The number four also seems to be a foundational number of life. Irenaeus, the Bishop of Lyon said that living creatures are quadriform, which explains the need for four gospels, four corners of the earth, allusions to the number four in the Book of Revelation, and other references to the number four.

 

Hume, Kant, Voltaire, and Rousseau all considered the four temperaments a matter of common knowledge.

 

Throughout history, other philosophers, psychologists, clergymen, doctors, and teachers have also acknowledge the existence of four personalities.

 

Dr. David Keirsey (b.1921), a psychologist and author of Please Understand Me, has made Temperament theory accessible to the average person in modern times.
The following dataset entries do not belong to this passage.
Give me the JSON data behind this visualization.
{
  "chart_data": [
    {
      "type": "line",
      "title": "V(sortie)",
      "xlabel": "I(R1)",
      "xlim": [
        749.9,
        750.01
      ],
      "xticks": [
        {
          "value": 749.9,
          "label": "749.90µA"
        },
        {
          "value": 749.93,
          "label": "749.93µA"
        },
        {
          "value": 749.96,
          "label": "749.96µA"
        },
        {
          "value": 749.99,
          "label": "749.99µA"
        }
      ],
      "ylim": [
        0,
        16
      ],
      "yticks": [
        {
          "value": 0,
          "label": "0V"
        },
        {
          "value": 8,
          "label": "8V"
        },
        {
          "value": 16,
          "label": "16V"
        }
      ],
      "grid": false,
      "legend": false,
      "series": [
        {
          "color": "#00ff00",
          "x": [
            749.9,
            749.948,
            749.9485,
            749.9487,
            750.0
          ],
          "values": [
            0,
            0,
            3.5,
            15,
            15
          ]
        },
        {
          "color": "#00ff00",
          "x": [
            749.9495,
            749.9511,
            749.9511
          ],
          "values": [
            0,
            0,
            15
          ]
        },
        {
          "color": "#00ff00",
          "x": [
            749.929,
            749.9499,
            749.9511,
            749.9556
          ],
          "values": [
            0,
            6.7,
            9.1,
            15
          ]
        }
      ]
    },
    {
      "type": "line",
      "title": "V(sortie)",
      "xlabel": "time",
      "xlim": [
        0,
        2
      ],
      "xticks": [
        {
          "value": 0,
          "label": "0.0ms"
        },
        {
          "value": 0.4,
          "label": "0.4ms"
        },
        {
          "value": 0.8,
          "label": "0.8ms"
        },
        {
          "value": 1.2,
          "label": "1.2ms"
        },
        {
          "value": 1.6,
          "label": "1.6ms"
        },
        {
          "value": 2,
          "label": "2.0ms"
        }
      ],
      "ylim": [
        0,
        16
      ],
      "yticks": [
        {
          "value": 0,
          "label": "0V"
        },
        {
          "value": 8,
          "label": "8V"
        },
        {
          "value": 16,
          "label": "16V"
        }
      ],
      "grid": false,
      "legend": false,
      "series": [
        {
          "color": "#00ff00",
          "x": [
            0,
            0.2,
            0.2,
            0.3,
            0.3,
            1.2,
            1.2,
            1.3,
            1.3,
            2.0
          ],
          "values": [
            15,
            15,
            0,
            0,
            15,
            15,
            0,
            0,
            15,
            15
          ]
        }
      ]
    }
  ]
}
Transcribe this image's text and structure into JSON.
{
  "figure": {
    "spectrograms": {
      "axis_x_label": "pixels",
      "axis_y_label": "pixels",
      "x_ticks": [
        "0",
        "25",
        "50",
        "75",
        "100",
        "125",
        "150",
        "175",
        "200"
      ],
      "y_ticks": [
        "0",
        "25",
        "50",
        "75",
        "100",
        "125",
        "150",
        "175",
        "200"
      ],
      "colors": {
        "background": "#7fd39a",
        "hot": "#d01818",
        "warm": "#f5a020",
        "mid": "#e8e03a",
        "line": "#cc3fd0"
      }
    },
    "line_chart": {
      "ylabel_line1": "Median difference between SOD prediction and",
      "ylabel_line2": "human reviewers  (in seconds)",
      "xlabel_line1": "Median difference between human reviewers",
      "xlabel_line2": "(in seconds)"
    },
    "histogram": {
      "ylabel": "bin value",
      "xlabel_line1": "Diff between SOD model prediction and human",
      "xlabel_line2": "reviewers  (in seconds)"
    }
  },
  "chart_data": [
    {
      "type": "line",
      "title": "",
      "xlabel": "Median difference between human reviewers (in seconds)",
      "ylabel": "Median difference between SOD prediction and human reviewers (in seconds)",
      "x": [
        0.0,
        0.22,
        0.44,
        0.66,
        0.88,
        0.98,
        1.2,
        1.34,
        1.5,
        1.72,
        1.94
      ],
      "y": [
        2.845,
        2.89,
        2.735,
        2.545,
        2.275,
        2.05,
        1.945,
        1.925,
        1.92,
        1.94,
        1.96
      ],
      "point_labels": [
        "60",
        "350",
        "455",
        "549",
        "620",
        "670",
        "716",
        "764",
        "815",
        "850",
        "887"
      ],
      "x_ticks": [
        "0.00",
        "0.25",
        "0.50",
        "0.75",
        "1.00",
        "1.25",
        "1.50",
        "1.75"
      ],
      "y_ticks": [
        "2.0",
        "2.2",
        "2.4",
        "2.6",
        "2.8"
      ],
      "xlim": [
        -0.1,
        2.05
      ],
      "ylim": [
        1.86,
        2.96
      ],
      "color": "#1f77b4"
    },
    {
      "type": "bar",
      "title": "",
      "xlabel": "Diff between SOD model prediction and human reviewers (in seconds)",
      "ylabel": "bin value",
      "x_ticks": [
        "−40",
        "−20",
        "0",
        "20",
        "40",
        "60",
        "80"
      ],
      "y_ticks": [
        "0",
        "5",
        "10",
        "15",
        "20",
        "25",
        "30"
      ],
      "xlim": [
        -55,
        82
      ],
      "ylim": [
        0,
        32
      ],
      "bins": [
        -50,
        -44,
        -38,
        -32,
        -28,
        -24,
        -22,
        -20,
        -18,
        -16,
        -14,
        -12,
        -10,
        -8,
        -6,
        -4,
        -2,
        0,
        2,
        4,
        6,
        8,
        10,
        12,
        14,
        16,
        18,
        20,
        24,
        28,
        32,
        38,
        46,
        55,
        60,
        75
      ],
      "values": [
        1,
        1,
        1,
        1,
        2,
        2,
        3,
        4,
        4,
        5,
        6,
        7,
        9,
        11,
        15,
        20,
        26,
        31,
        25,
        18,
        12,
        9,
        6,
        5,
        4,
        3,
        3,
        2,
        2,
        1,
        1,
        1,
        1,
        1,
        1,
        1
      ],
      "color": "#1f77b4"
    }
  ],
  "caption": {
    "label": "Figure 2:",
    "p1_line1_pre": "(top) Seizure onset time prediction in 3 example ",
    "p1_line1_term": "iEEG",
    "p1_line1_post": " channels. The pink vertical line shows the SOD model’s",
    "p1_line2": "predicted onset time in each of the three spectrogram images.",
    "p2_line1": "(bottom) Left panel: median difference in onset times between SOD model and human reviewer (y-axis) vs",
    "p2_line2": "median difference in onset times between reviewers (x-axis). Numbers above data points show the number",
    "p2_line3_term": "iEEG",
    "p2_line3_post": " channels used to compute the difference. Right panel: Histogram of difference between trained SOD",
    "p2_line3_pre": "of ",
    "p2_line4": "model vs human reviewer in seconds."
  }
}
He calls the four personalities Artisans, Guardians, Idealists, and Rationals and assigns an animal to describe each personality.

 

 

 

Artisans (SP)

Fox

 

Core needs and values: Freedom and ability to make an impact on others

 

Pleasure seeking

Excitement

Bold

Spontaneous

Artistic

Adaptable

Sensual

 

Language: concrete

Behavior: utilitarian

 

ESTP—Promoter

ISTP—Crafter

ESFP—Performer

ISFP–Composer

 

Guardians (SJ)

Beaver

 

Core needs and values: Belonging and responsibility

  

Traditional

Industrious

Manages resources well

Law abiding

Responsible

Adapts carefully

Seeks stability

 

Language: concrete

Behavior: cooperative

 

ESTJ—Administrator

ISTJ—Inspector

ESFJ—Provider

ISFJ–Protector

 

 

Idealists (NF)

Dolphin

 

Core needs and values: Meaning and significance, unique identity

 

Enthusiastic

Inspiring

Meaning in life

Empathy

Receptive

Sees potential

Humane

 

Language: abstract

Behavior: cooperative

 

ENFJ—Teacher

INFJ—Counselor

ENFP—Champion

INFP–Healer

 

Rationals (NT)

Owl

 

Core needs and values: Knowledge, self-control, and competence

 

Logical

Objective

Curious

Skeptical

Visionary

Scholarly

Reasoning

 

Language: abstract

Behavior: utilitarian

 

ENTJ—Fieldmarshall

INTJ—Mastermind

ENTP—Inventor

INTP–Architect

 

 

The difference between Temperament Theory and Type Theory is that Temperament deals with communication and behavior that is driven by peoples’ core needs and values whereas Type is interested in how we think. While Keirsey uses many Type terms, he, nevertheless, believes that we can only see what people say and do and not how they think. 

 

People communicate either abstractly i.e., they talk about ideas, or concretely i.e., they talk about what is directly in front of them—about things they can see, hear, smell, touch, or taste. People behave either in a cooperative manner i.e., they want to do what is right or in a utilitarian manner i.e., they do what works—what it takes to get the job done. They do not worry about whether or not it is the right thing to do. Keirsey also assigns roles to the sixteen types. See the above chart for an overview of each temperament.